Nama Yulianto muncul pertama kali, dari pengakuan Ary Muladi, kurir yang disuruh Anggodo untuk menggelontorkan uang suap senilai Rp5,1 miliar. Semula pernyataan Ary sama dengan Anggodo bahwa uang tersebut telah diserahkan ke pimpinan dan pejabat KPK.
Belakangan, Ary mencabut pernyataannya. Dia mengaku uang tersebut tidak pernah diserahkan ke pimpinan KPK. Uang itu diberikan kepada seorang kawannya bernama Yulianto. Sisanya, digunakan untuk keperluan pribadinya.

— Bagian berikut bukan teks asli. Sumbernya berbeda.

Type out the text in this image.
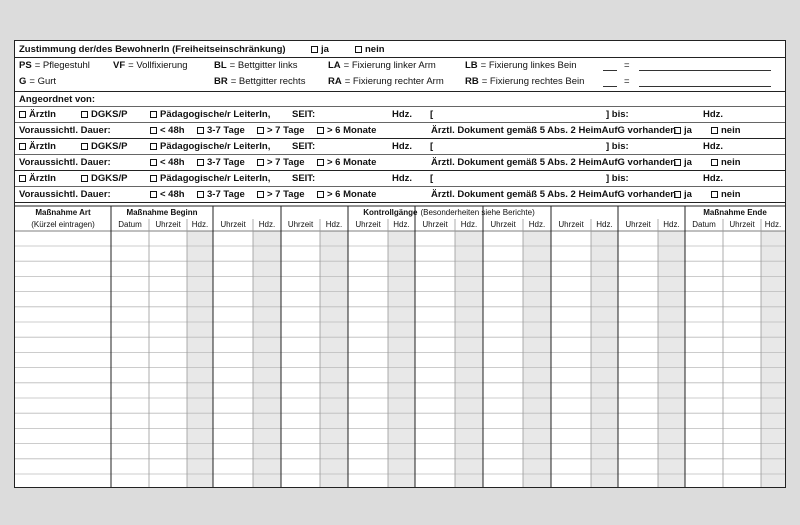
Zustimmung der/des BewohnerIn (Freiheitseinschränkung)	ja	nein
PS = Pflegestuhl VF = Vollfixierung	BL = Bettgitter links	LA = Fixierung linker Arm	LB = Fixierung linkes Bein	=
G = Gurt	BR = Bettgitter rechts RA = Fixierung rechter Arm RB = Fixierung rechtes Bein	=
Angeordnet von:
ÄrztIn	DGKS/P	Pädagogische/r LeiterIn, SEIT:	Hdz. [	] bis:	Hdz.
Voraussichtl. Dauer:	< 48h	3-7 Tage	> 7 Tage	> 6 Monate	Ärztl. Dokument gemäß 5 Abs. 2 HeimAufG vorhanden ja	nein
ÄrztIn	DGKS/P	Pädagogische/r LeiterIn, SEIT:	Hdz. [	] bis:	Hdz.
Voraussichtl. Dauer:	< 48h	3-7 Tage	> 7 Tage	> 6 Monate	Ärztl. Dokument gemäß 5 Abs. 2 HeimAufG vorhanden ja	nein
ÄrztIn	DGKS/P	Pädagogische/r LeiterIn, SEIT:	Hdz. [	] bis:	Hdz.
Voraussichtl. Dauer:	< 48h	3-7 Tage	> 7 Tage	> 6 Monate	Ärztl. Dokument gemäß 5 Abs. 2 HeimAufG vorhanden ja	nein
Maßnahme Art
(Kürzel eintragen)
Maßnahme Beginn
Datum	Uhrzeit	Hdz.
Kontrollgänge (Besonderheiten siehe Berichte)
Uhrzeit	Hdz.	Uhrzeit	Hdz.	Uhrzeit	Hdz.	Uhrzeit	Hdz.	Uhrzeit	Hdz.	Uhrzeit	Hdz.	Uhrzeit	Hdz.
Maßnahme Ende
Datum	Uhrzeit	Hdz.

Menurut penasehat hukum Anggodo, tokoh Yulianto sengaja dimunculkan dalam perkara penyuapan ini. Meski demikian, apa motifnya belum diketahui. "Yulianto bukanlah penyidik ataupun pimpinan KPK. Jadi, siapakah penyidik atau pimpinan KPK yang menerima suap dari terdakwa?"
Penasehat hukum Anggodo berpendapat dalam perkara penyuapan selain ada yang menyuap, jelas harus ada pihak yang disuap. Jika siapa yang menerima uang suap tidak bisa dibuktikan, maka perkara Anggodo harus batal demi hukum.
Dalam sidang sebelumnya. Jaksa mendakwa Anggodo dengan dua pasal, yakni Pasal 15 jo Pasal 5 Ayat 1 UU Tindak Pidana Korupsi jo Pasal 55 Ayat 1 ke 1 KUHP dan Pasal 21 UU Tindak Pidana Korupsi jo Pasal 55 Ayat 1 ke 1 KUHP.
Adik dari buronan KPK Anggoro Widjojo itu, didakwa melakukan percobaan penyuapan dan menghalang-halangi kerja penyelidikan KPK dalam perkara yang melibatkan kakaknya sebagai tersangka. Dalam dakwaannya, jaksa penuntut umum juga menyebut ada peran keterlibatan Bonaran terkait upaya pemberian suap kepada pihak Ary Muladi dan kuasa hukumnya Sugeng Teguh Santoso.